O kaynağı idare eden belli bir topluluk

그 자원을 관리하는 특정한 공동체.

O halde insanları asıl motive eden ne?

그래서, 대체 무엇이 사람들을 자극하는 것일까요?

Onlar duvar boyunca devam eden gözetleme kuleleri.

벽에 세워진 감시탑이 만들어 진거죠

Kalp atışı gibi bilinçaltı süreçleri kontrol eden sinirler

심장박동과 같은 무의식적 작용을 담당하는 신경은

Hareket eden tembel hayvanları dikkatle izleyerek saatler geçirdim.
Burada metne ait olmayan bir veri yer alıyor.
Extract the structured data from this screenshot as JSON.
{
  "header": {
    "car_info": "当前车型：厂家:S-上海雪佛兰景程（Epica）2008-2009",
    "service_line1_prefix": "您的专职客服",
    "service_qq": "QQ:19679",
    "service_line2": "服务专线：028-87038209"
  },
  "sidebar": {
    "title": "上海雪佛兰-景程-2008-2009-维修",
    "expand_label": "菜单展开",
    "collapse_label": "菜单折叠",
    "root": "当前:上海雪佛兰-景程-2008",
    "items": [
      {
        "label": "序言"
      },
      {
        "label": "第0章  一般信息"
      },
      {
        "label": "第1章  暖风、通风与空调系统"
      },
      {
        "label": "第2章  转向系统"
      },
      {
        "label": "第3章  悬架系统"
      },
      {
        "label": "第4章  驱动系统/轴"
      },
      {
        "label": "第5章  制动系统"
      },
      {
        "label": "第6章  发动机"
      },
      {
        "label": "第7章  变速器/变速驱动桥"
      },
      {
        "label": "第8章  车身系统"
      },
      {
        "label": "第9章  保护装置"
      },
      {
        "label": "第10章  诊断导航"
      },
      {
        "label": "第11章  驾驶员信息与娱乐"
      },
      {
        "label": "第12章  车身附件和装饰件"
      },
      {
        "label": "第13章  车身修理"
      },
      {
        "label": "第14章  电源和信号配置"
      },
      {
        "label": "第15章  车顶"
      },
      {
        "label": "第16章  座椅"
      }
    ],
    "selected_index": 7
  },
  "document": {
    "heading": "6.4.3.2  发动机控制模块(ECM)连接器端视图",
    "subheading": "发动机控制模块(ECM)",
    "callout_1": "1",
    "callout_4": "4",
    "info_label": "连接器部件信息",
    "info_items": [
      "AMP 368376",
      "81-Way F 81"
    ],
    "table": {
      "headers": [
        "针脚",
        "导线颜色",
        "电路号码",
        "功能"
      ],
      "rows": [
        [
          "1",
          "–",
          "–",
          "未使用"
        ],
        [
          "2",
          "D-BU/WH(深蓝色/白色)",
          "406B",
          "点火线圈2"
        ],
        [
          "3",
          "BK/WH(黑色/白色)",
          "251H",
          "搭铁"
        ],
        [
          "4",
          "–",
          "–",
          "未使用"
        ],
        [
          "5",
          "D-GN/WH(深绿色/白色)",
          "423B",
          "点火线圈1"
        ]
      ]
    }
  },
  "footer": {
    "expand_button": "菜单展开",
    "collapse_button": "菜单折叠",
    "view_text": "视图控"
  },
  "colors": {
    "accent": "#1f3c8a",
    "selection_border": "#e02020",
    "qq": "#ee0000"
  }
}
전 움직이는 나무늘보에게 홀려 정말 행복한 시간을 보내고 있어요.

Ve çocuklarına matematik ödevlerinde yardım eden ebeveynlerin çocukları

아이들의 수학 숙제를 도와줄 때면

Hapsedilmeyi takip eden ilk 3 gün içinde gerçekleşiyor

처음 수용된 지 3일 안에 발생합니다.

Hava soğudukça... ...şehirlerimizi ziyaret eden yaratıklar iyice tuhaflaşır.

‎날씨가 추워지면 ‎우리의 도시를 방문하는 ‎짐승들도 더욱 특이해집니다

Bir cerrah olarak bu beni çok rahatsız eden

외과의사인 저로서는 신경 쓰이는 세계적 문제예요.

Takip eden yıllarda Venedik, Bizans İmparatorluğu'ndan bağımsızlığını kazandı.
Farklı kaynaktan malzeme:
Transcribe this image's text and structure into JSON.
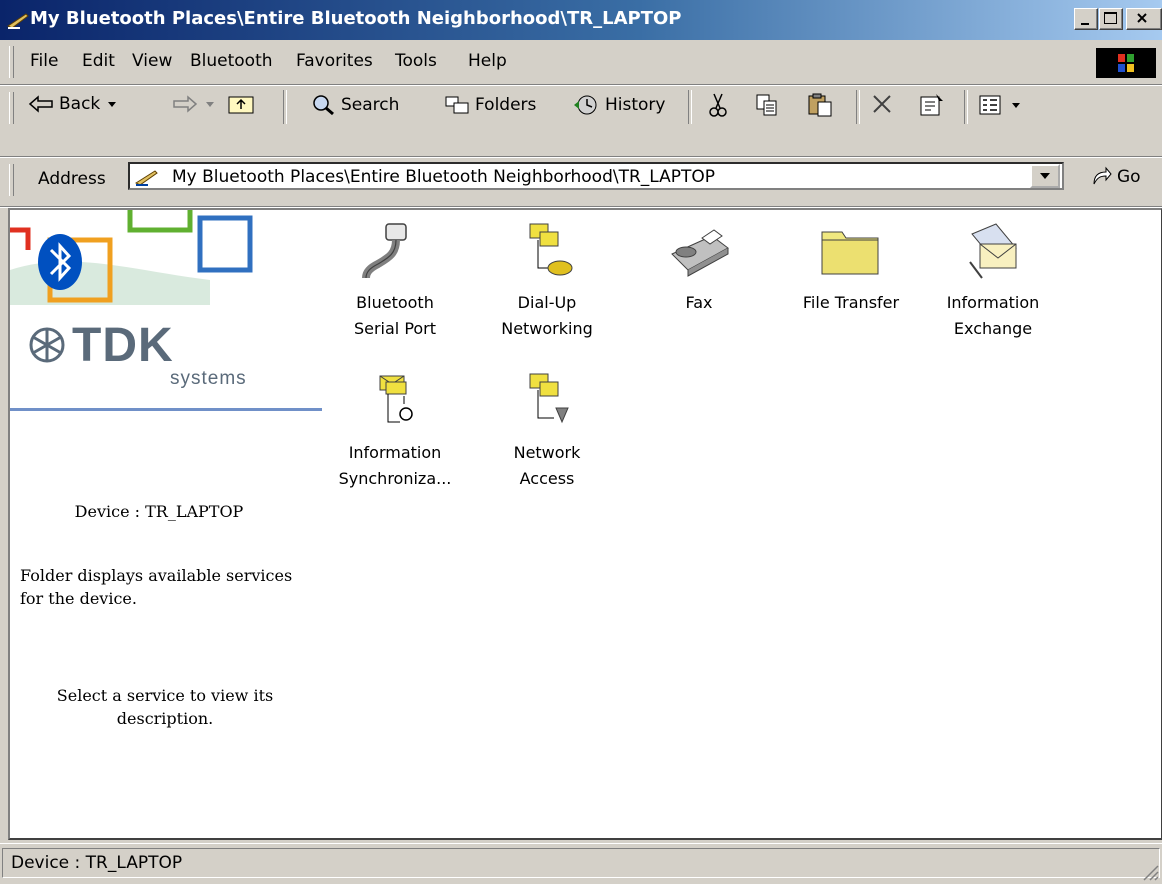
{
  "window": {
    "title": "My Bluetooth Places\\Entire Bluetooth Neighborhood\\TR_LAPTOP"
  },
  "menu": {
    "items": [
      "File",
      "Edit",
      "View",
      "Bluetooth",
      "Favorites",
      "Tools",
      "Help"
    ]
  },
  "toolbar": {
    "back_label": "Back",
    "search_label": "Search",
    "folders_label": "Folders",
    "history_label": "History"
  },
  "address": {
    "label": "Address",
    "value": "My Bluetooth Places\\Entire Bluetooth Neighborhood\\TR_LAPTOP",
    "go_label": "Go"
  },
  "sidebar": {
    "brand": "TDK",
    "brand_sub": "systems",
    "device": "Device : TR_LAPTOP",
    "folder_note": "Folder displays available services for the device.",
    "select_note": "Select a service to view its description."
  },
  "services": [
    {
      "line1": "Bluetooth",
      "line2": "Serial Port",
      "icon": "serial-port-icon"
    },
    {
      "line1": "Dial-Up",
      "line2": "Networking",
      "icon": "dialup-icon"
    },
    {
      "line1": "Fax",
      "line2": "",
      "icon": "fax-icon"
    },
    {
      "line1": "File Transfer",
      "line2": "",
      "icon": "folder-icon"
    },
    {
      "line1": "Information",
      "line2": "Exchange",
      "icon": "envelope-icon"
    },
    {
      "line1": "Information",
      "line2": "Synchroniza...",
      "icon": "sync-icon"
    },
    {
      "line1": "Network",
      "line2": "Access",
      "icon": "network-icon"
    }
  ],
  "status": {
    "text": "Device : TR_LAPTOP"
  }
}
이후 수십 년 동안 베네치아는 비잔티움 제국으로부터의 독립을 주장했다.

çocukları ziyaret eden, gönüllü olan bağış yapan insanlar

아이들을 방문해서 자원봉사를 하고 기부를 했던 우리들이

Karar vermeyi kontrol eden parçada gerçekleşiyor, dili değil.

언어가 아닌 의사 결정을 관장하는 뇌의 한 부분이죠.

Ve kâr dışındaki şeyleri de temsil eden bir kitaba.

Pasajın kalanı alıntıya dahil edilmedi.